As the delta variant becomes the dominant strain of COVID-19 in North Carolina, there is a new push to get a vaccine right now.

A vaccination clinic in High Point tries to reach people where they are.

Organizers call the event “Bring Summer Back” because they say that every person who receives a COVID-19 vaccine at Mt. Zion Baptist Church in High Point brings everyone a bit closer to normalcy.

It’s like a party inside. Admission is a COVID-19 vaccine, and the price includes a $ 25 charge card and a lesson from the Old North State Medical Society.

The group operates immunization clinics statewide.

“We are really happy that you came, that you were vaccinated and, most importantly, that you received information and education,” said Hugh Holston, senior project manager at Old North State Medical Society.

As one of the oldest medical societies for black doctors in the country, the group hopes its history, combined with the location of the clinic, will make the vaccine more accessible and reliable.
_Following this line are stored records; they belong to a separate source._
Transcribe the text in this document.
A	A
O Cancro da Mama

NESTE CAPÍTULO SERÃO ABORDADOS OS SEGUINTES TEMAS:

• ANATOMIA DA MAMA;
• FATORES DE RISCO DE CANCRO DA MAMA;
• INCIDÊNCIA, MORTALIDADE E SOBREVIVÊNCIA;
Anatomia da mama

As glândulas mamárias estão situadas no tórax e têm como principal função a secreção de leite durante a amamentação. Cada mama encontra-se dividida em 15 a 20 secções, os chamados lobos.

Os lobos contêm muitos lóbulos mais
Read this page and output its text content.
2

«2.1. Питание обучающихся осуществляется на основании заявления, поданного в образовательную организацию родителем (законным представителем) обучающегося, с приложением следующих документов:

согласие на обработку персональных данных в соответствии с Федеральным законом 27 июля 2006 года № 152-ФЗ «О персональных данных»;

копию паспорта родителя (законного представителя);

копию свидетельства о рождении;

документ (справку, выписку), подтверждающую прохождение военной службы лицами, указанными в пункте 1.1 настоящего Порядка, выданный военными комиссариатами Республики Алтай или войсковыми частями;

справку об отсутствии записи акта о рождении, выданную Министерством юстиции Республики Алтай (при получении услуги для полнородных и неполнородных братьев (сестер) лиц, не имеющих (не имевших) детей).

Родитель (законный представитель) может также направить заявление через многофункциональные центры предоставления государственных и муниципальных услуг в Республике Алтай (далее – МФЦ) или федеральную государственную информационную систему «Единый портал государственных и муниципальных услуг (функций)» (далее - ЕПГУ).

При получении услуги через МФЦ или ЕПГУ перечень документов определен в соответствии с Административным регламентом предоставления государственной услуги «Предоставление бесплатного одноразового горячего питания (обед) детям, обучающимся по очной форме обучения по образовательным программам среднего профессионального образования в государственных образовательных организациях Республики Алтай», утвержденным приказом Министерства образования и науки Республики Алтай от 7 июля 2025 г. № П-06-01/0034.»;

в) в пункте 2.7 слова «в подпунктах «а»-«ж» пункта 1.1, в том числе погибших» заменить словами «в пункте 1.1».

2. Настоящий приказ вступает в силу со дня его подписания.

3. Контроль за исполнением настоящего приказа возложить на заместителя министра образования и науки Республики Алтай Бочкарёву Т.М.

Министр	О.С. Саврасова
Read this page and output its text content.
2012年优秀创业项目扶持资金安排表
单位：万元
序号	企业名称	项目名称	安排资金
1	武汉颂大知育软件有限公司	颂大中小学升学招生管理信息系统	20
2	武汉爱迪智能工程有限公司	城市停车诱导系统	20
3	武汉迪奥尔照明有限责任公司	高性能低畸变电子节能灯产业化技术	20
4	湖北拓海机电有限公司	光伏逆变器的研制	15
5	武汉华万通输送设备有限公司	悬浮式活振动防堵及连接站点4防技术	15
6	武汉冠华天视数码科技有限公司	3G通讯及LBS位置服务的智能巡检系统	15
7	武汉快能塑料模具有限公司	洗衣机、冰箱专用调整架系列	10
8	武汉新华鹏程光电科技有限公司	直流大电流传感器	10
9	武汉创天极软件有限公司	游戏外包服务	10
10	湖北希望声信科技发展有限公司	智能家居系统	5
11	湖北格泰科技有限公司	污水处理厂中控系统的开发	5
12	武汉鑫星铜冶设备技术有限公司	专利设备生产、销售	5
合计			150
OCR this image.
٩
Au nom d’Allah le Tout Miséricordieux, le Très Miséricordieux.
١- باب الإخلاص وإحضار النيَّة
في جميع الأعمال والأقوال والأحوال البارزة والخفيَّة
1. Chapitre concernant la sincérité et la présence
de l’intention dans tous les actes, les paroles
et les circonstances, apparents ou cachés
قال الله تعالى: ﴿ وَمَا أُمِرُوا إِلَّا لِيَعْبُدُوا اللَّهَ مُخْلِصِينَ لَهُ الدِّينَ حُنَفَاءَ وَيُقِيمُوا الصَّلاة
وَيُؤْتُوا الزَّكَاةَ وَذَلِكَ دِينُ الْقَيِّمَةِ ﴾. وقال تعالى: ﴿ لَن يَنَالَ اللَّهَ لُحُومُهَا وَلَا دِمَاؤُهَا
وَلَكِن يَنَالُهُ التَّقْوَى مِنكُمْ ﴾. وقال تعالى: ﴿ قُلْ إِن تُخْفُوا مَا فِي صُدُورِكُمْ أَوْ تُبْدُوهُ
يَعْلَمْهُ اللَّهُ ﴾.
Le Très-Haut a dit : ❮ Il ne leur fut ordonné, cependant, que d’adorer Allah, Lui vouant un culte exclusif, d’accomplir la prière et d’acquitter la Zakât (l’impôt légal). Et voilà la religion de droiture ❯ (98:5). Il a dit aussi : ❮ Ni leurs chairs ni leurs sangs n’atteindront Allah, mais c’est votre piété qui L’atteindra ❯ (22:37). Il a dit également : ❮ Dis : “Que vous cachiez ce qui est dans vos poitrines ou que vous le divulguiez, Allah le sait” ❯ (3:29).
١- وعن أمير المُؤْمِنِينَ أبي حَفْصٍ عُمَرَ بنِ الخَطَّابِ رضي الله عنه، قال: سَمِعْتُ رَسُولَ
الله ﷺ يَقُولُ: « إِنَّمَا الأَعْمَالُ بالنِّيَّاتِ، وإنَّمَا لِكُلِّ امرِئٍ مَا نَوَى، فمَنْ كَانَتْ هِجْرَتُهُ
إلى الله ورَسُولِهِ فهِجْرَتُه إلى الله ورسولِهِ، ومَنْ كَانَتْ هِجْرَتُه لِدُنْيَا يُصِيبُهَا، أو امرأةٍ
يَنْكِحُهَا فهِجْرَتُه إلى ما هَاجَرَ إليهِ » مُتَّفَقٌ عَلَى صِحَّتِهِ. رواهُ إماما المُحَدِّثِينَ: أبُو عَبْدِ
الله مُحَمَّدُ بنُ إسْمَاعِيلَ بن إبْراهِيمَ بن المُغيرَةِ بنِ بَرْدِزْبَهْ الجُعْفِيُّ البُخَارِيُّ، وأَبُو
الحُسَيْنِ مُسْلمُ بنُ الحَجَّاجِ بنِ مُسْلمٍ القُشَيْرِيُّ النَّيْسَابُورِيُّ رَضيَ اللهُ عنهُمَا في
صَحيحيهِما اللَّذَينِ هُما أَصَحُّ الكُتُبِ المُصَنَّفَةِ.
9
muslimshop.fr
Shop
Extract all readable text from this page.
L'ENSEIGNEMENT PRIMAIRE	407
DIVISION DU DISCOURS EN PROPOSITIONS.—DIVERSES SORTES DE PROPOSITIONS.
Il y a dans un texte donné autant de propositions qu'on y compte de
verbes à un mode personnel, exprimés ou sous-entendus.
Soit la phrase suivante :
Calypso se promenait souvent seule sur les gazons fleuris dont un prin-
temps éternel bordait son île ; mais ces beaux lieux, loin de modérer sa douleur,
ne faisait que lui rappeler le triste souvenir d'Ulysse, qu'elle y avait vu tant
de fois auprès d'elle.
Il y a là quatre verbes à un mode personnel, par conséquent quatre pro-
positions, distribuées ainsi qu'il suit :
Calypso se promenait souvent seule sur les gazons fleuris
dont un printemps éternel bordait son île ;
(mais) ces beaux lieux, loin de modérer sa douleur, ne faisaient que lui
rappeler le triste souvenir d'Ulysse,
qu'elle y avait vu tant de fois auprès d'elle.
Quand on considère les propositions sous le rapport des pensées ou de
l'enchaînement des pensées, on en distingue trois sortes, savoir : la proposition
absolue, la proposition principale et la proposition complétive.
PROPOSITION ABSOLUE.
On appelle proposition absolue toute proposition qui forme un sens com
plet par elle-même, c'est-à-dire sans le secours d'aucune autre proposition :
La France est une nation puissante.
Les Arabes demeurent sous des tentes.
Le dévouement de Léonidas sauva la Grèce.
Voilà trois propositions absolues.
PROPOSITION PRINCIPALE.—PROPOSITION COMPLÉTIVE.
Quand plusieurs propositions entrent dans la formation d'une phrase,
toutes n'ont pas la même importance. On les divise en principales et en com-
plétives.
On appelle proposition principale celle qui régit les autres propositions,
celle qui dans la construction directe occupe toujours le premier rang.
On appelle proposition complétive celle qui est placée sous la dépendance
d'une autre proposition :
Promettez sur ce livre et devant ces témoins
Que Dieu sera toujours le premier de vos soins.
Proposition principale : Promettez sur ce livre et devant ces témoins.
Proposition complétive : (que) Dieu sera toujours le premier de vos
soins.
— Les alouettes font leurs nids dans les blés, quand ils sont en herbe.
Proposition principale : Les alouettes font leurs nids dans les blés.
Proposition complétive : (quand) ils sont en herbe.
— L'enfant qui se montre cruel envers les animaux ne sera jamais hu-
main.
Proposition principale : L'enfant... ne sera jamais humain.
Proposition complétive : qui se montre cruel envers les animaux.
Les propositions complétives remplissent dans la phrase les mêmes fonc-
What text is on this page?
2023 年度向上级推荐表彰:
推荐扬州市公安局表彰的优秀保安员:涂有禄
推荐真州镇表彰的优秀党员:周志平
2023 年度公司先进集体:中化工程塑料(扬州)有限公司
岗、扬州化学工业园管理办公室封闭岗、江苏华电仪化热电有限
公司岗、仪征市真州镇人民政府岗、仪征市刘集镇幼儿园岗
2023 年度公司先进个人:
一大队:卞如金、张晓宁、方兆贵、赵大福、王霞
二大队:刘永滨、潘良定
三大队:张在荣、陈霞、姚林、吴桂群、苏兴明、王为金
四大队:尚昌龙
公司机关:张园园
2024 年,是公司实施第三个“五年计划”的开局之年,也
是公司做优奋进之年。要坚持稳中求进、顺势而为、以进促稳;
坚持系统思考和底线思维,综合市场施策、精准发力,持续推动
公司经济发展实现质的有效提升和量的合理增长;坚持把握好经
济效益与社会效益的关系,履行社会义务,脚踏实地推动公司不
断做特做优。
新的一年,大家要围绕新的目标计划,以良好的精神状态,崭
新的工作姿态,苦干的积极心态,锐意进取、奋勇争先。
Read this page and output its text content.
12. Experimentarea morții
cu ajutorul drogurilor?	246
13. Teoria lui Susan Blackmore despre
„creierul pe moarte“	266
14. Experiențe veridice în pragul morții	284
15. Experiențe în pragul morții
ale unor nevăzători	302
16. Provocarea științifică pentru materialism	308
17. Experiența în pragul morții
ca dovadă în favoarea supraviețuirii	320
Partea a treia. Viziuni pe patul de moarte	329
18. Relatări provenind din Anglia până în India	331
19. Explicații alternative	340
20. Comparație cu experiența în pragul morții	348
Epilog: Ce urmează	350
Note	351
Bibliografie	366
“They know we’ve been a part of this community since 1887. They know us, they trust us. They come to us for all the other issues they have. And now the problem is COVID-19 and the reluctance. vaccination. ”says Holston.

Bringing the vaccine to the people has been the main goal of Mt. Baptist Church of Zion.

As a safe and walkable community site, Reverend Frank Thomas says Mt. Zion Baptist Church is the perfect location for this event.

One of the medics at the event has been vaccinating people in Guilford County for months, but he says it’s the delta variant that is driving people to get vaccinated right now.

“Young people are getting sicker and sicker. This leads to worse hospitalizations and worse outcomes for those who are not vaccinated,” said Dr. Brian Shackleford of the Old North State Medical Society.

Shackleford added that studies show that 99.5% of people who have died from the virus have not been vaccinated.

Community leaders and doctors say they will continue to work to convince people of the safety of the vaccine wherever they go because sometimes it works.

“To see someone who didn’t trust the vaccine finally trust the science behind it and become protected and finally get over this pandemic is great,” Shackleford said.

Shackleford is stationed at 600 Gorrell St. in Greensboro Tuesday through Saturday each week, administering the vaccine.